4.8 An incidental  question  that may as well be addressed is whether the activity of investment is an integral part of the object of the mutual benefit association or is an independent activity which aspect would depend upon the facts of each case. Various factors as follows may be helpful in examining this aspect: (i) Whether the investment is a mere temporary deployment of surplus funds, or of a long-term nature? (ii) Whether the intention behind making the investment is merely to see that the funds are not kept idle, but deployed till such time as required? (iii) Is the quantum of investment income small as compared to members’ contributions ? (iv) Whether the surplus has been built up only out of member contributions? Generally, if the investment income is small in relation to member contributions and the investment is primarily with a view to deploy unutilised funds, the investment activity cannot be regarded as an activity independent of the object of the association, and would be part of the surplus qualifying for exemption.

4.9 The rigours surely will be easy when investment is made with the members of the association. However here also, difference might be carved out between an investment made as an investor and the one made in the normal course.

4.10 The rigours will also be eased in cases where an investment of the association’s funds has been made pending the use of surplus funds on activi-ties of the association.

4.11 With utmost respect for the Madras High Court, the insistence on commonality between the contributors and the beneficiaries in case of investments, seems to be misplaced. The test of commonality is required to be satisfied w.r.t. the members’ contributions, and not w.r.t. the interest income arisng out of deployment of such members’ contributions. It is also helpful that the interest income that arises out of the deployment of surplus funds of members is earned for the members’ benefit, who surely are the participants on distribution of such an income.

4.12 An important principle of mutuality is that the members receive back that which was their own.
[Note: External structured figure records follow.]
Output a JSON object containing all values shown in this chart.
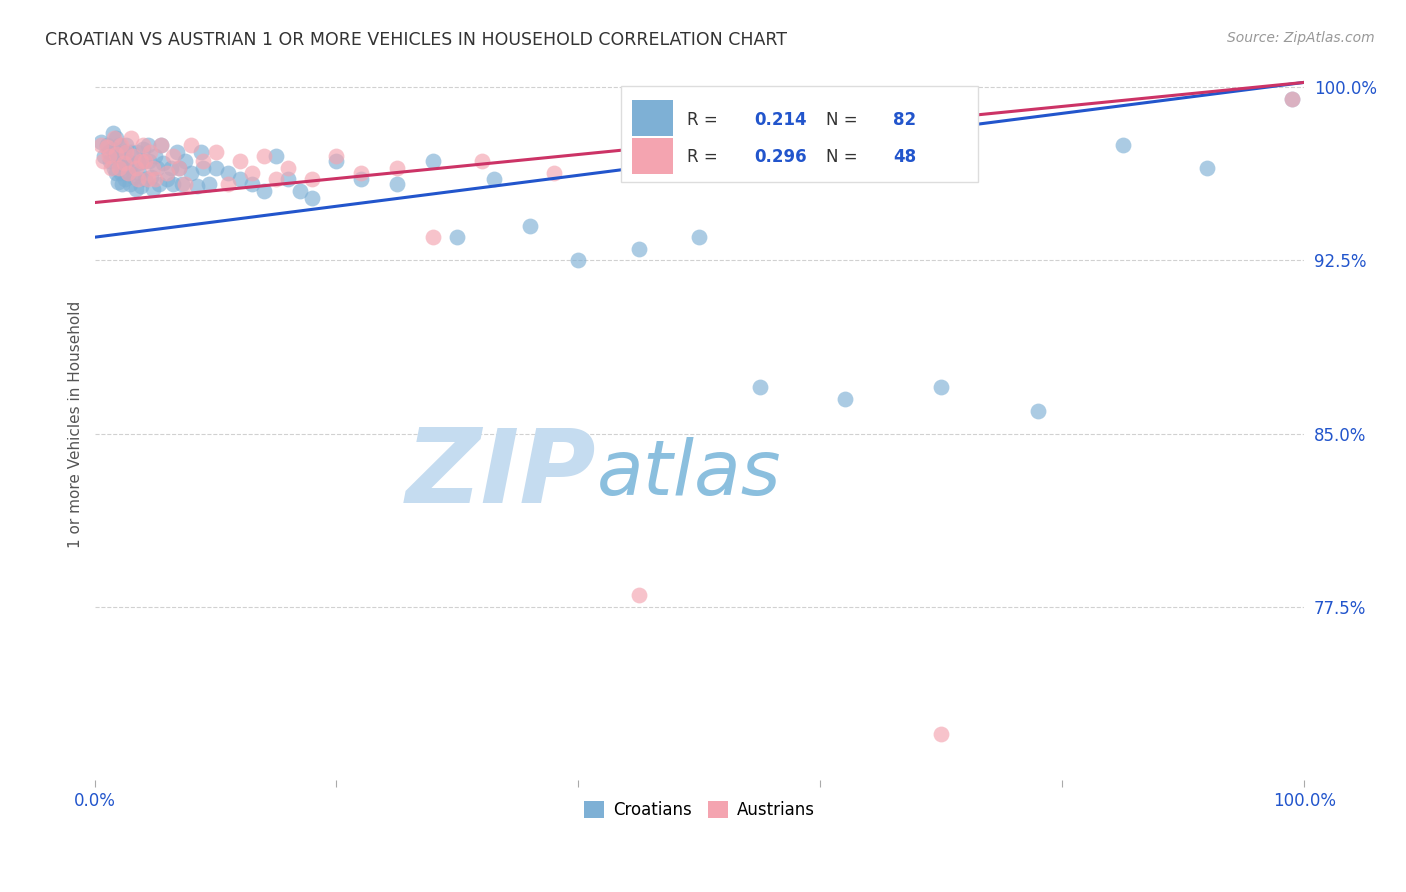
{
  "title": "CROATIAN VS AUSTRIAN 1 OR MORE VEHICLES IN HOUSEHOLD CORRELATION CHART",
  "source": "Source: ZipAtlas.com",
  "ylabel": "1 or more Vehicles in Household",
  "xlim": [
    0.0,
    1.0
  ],
  "ylim": [
    0.7,
    1.008
  ],
  "yticks": [
    0.775,
    0.85,
    0.925,
    1.0
  ],
  "ytick_labels": [
    "77.5%",
    "85.0%",
    "92.5%",
    "100.0%"
  ],
  "xticks": [
    0.0,
    0.2,
    0.4,
    0.6,
    0.8,
    1.0
  ],
  "xtick_labels": [
    "0.0%",
    "",
    "",
    "",
    "",
    "100.0%"
  ],
  "croatians_R": 0.214,
  "croatians_N": 82,
  "austrians_R": 0.296,
  "austrians_N": 48,
  "croatian_color": "#7EB0D5",
  "austrian_color": "#F4A4B0",
  "trendline_croatian_color": "#2255CC",
  "trendline_austrian_color": "#CC3366",
  "croatian_trendline": [
    [
      0.0,
      0.935
    ],
    [
      1.0,
      1.002
    ]
  ],
  "austrian_trendline": [
    [
      0.0,
      0.95
    ],
    [
      1.0,
      1.002
    ]
  ],
  "croatian_x": [
    0.005,
    0.008,
    0.01,
    0.012,
    0.013,
    0.015,
    0.015,
    0.016,
    0.017,
    0.018,
    0.018,
    0.019,
    0.02,
    0.02,
    0.021,
    0.022,
    0.023,
    0.024,
    0.025,
    0.025,
    0.026,
    0.027,
    0.028,
    0.029,
    0.03,
    0.031,
    0.033,
    0.034,
    0.035,
    0.036,
    0.037,
    0.038,
    0.04,
    0.041,
    0.042,
    0.044,
    0.045,
    0.047,
    0.048,
    0.05,
    0.052,
    0.053,
    0.055,
    0.057,
    0.06,
    0.063,
    0.065,
    0.068,
    0.07,
    0.072,
    0.075,
    0.08,
    0.085,
    0.088,
    0.09,
    0.095,
    0.1,
    0.11,
    0.12,
    0.13,
    0.14,
    0.15,
    0.16,
    0.17,
    0.18,
    0.2,
    0.22,
    0.25,
    0.28,
    0.3,
    0.33,
    0.36,
    0.4,
    0.45,
    0.5,
    0.55,
    0.62,
    0.7,
    0.78,
    0.85,
    0.92,
    0.99
  ],
  "croatian_y": [
    0.976,
    0.97,
    0.975,
    0.972,
    0.968,
    0.98,
    0.973,
    0.965,
    0.971,
    0.978,
    0.963,
    0.959,
    0.975,
    0.97,
    0.967,
    0.963,
    0.958,
    0.972,
    0.966,
    0.96,
    0.975,
    0.968,
    0.963,
    0.958,
    0.972,
    0.967,
    0.961,
    0.956,
    0.972,
    0.967,
    0.963,
    0.957,
    0.973,
    0.968,
    0.96,
    0.975,
    0.968,
    0.961,
    0.956,
    0.97,
    0.965,
    0.958,
    0.975,
    0.967,
    0.96,
    0.965,
    0.958,
    0.972,
    0.965,
    0.958,
    0.968,
    0.963,
    0.957,
    0.972,
    0.965,
    0.958,
    0.965,
    0.963,
    0.96,
    0.958,
    0.955,
    0.97,
    0.96,
    0.955,
    0.952,
    0.968,
    0.96,
    0.958,
    0.968,
    0.935,
    0.96,
    0.94,
    0.925,
    0.93,
    0.935,
    0.87,
    0.865,
    0.87,
    0.86,
    0.975,
    0.965,
    0.995
  ],
  "austrian_x": [
    0.005,
    0.007,
    0.01,
    0.012,
    0.014,
    0.016,
    0.018,
    0.02,
    0.022,
    0.024,
    0.026,
    0.028,
    0.03,
    0.032,
    0.034,
    0.036,
    0.038,
    0.04,
    0.042,
    0.044,
    0.046,
    0.048,
    0.05,
    0.055,
    0.06,
    0.065,
    0.07,
    0.075,
    0.08,
    0.09,
    0.1,
    0.11,
    0.12,
    0.13,
    0.14,
    0.15,
    0.16,
    0.18,
    0.2,
    0.22,
    0.25,
    0.28,
    0.32,
    0.38,
    0.45,
    0.55,
    0.7,
    0.99
  ],
  "austrian_y": [
    0.975,
    0.968,
    0.974,
    0.97,
    0.965,
    0.978,
    0.971,
    0.965,
    0.975,
    0.967,
    0.972,
    0.963,
    0.978,
    0.97,
    0.965,
    0.96,
    0.968,
    0.975,
    0.968,
    0.96,
    0.972,
    0.965,
    0.96,
    0.975,
    0.963,
    0.97,
    0.965,
    0.958,
    0.975,
    0.968,
    0.972,
    0.958,
    0.968,
    0.963,
    0.97,
    0.96,
    0.965,
    0.96,
    0.97,
    0.963,
    0.965,
    0.935,
    0.968,
    0.963,
    0.78,
    0.968,
    0.72,
    0.995
  ],
  "watermark_zip": "ZIP",
  "watermark_atlas": "atlas",
  "watermark_color_zip": "#C5DCF0",
  "watermark_color_atlas": "#8BBFDE",
  "background_color": "#FFFFFF",
  "grid_color": "#CCCCCC",
  "tick_color": "#2255CC",
  "title_color": "#333333",
  "source_color": "#999999"
}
The fact that in the meanwhile the funds belonging to them were deployed would not materially alter the applicability of the principle where the income remains, in reality, the income of the members.

4.13 The issue however continues to be contentious as is evident from the conflicting decisions of the Courts including the decision in the case of Rajpath Club Ltd., 211 ITR 379 (Guj.), Gulmarg Association & Anr., 90 TTJ 184 (Ahd.) and Sagar Sanjog CHS Ltd. ITA No. 1972, 1973 and 1974/Mum./2005.

4.14 The better view in the meanwhile seems to be that interest income of a mutual benefit association earned on its investments is exempt from tax under the doctrine of mutuality and the case for its exemption is stronger where the deployment of funds is merely a part of and incidental to the object of the association.